Zed
New User
Sep 6, 2008, 11:08 AM
Post #1 of 1
(1744 views)
|
XML::Twig doctype and entity handling
|
Can't Post
|
|
I'm writing a program that needs to extract a clump of XML metadata stored inside of a noncompliant HTML file and then perform a number of operations on that metadata. (Specifically, for those curious, this is part of a Mobipocket .prc to IPDF .epub ebook converter.) The HTML file in question has no doctype declaration, and XHTML entities may be found in the metadata portion. In particular, © is the first entity that XML::Parser will choke on in my current test data.
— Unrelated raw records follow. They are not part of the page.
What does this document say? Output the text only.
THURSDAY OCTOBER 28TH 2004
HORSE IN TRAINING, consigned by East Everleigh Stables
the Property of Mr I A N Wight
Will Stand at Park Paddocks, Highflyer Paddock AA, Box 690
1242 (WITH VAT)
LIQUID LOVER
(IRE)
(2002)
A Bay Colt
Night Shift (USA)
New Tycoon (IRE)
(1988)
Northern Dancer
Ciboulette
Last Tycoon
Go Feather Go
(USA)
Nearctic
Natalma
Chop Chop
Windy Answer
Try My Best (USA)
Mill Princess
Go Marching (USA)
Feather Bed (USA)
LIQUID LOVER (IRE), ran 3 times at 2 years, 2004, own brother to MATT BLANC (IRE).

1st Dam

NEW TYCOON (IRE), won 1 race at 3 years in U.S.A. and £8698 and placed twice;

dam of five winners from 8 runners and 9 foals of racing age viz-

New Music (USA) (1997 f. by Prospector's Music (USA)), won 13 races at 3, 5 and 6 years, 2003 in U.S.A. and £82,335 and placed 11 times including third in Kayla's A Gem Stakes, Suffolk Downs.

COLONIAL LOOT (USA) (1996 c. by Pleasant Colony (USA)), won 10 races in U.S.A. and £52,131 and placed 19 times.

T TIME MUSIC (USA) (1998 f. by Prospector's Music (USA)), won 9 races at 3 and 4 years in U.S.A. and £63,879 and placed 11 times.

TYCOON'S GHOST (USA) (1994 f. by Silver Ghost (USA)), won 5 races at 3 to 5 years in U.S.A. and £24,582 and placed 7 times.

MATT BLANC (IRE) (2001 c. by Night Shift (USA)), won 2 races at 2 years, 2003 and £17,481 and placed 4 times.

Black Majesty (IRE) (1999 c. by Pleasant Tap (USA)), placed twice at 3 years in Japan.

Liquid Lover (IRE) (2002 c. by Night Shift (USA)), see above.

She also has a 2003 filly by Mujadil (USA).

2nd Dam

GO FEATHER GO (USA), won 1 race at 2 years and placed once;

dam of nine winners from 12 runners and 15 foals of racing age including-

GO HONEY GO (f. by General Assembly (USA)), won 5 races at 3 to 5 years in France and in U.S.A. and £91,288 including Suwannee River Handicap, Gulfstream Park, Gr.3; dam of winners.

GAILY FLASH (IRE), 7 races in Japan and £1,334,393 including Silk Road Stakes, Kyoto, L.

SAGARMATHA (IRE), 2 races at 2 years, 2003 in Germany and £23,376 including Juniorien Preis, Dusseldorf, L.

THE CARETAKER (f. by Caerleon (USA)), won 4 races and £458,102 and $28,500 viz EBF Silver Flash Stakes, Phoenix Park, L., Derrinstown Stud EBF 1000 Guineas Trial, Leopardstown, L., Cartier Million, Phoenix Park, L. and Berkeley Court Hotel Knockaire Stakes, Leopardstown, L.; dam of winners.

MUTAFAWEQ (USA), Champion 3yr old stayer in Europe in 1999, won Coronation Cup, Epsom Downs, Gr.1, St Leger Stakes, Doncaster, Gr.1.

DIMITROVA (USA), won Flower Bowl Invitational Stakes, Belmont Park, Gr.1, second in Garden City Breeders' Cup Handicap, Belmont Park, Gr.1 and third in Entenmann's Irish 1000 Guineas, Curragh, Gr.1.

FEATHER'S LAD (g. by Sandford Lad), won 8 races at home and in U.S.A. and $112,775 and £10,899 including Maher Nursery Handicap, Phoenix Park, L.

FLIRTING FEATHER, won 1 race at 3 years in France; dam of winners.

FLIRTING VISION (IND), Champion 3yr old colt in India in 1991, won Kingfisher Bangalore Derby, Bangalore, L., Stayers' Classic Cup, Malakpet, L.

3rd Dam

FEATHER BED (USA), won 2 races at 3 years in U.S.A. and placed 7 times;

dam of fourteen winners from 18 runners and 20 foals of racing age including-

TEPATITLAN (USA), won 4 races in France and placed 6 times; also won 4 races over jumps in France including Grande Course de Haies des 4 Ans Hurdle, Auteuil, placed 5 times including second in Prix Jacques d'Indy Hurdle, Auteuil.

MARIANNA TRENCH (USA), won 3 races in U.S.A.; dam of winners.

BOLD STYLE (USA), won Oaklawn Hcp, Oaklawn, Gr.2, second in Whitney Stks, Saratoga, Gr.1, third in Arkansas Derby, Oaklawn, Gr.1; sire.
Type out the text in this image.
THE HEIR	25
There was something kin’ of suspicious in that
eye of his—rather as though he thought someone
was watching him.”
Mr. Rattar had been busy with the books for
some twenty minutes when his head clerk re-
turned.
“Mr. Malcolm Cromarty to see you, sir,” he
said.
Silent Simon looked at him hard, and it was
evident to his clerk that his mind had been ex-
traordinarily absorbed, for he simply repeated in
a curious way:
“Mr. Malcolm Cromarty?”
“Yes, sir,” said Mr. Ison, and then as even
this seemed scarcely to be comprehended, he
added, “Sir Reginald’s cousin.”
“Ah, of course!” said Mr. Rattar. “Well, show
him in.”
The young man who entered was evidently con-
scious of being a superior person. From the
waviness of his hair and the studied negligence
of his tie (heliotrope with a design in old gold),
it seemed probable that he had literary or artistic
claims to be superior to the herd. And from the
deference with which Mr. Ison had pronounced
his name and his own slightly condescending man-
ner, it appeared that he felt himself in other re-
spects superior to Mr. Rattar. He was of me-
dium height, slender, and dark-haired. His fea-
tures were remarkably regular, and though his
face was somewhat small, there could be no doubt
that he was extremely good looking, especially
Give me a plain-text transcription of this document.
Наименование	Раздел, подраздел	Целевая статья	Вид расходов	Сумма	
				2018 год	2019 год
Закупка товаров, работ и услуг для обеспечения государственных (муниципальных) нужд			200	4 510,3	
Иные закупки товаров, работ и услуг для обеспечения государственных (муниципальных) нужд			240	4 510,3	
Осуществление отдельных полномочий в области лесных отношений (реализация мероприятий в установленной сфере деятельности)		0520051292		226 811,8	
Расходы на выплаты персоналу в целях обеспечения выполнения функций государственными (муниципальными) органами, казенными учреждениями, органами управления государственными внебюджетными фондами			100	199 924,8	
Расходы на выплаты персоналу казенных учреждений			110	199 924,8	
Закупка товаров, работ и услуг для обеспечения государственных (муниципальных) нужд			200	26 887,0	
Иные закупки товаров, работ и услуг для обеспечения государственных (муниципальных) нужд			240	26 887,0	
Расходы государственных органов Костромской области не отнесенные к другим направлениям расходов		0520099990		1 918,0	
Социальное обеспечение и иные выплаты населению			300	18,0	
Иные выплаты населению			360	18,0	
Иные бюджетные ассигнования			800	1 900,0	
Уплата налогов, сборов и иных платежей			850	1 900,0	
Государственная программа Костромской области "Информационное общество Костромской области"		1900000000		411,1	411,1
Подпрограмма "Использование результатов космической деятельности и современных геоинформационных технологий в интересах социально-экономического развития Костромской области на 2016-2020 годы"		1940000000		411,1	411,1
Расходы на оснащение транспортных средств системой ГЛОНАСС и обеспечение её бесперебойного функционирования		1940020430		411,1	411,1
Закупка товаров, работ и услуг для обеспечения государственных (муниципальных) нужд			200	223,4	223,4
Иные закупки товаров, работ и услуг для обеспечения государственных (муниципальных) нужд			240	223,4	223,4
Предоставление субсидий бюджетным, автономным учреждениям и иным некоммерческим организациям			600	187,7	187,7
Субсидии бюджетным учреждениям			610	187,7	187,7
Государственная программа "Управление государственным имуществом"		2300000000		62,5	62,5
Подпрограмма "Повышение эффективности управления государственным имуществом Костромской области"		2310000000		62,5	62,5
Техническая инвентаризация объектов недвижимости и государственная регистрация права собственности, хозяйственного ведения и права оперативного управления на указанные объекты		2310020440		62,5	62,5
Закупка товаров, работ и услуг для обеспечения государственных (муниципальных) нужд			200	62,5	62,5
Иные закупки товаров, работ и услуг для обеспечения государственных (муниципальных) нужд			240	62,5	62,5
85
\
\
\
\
Could someone please provide me with an example of how to get XML::Twig to recognize XHTML entities? (Or even just © to get me started?) I came up with a workaround involving slurping the input file and using a regular expression to split the metadata out into a temporary file, then run tidy on it, but it's something of an evil hack, given that I have to just read the results of that back into XML::Twig anyway. My last attempt at getting XML::Twig to read this looks like this:
$mobihtmltwig = XML::Twig->new( load_DTD => 1, twig_roots => { 'metadata' => 1 }, twig_handlers => { 'metadata' => \&twig_cut_metadata }, output_encoding => 'utf8', pretty_print => 'indented', twig_print_outside_roots => 'HTML' ); $mobihtmltwig->set_doctype( 'package', "http://openebook.org/dtds/oeb-1.2/oebpkg12.dtd", "+//ISBN 0-9673008-1-9//DTD OEB 1.2 Package//EN"); $mobihtmltwig->entity_list->add_new_ent(copy => "©"); print $mobihtmltwig->entity_names,"\n"; $mobihtmltwig->parsefile($mobihtmlfile); It dies at the parsefile command with:
undefined entity at line 1, column 413, byte 413 at /usr/lib/perl5/XML/Parser.pm line 187 Byte 413 is the first ©. This is despite 'copy' being present in the entity list. Thanks for any help.
|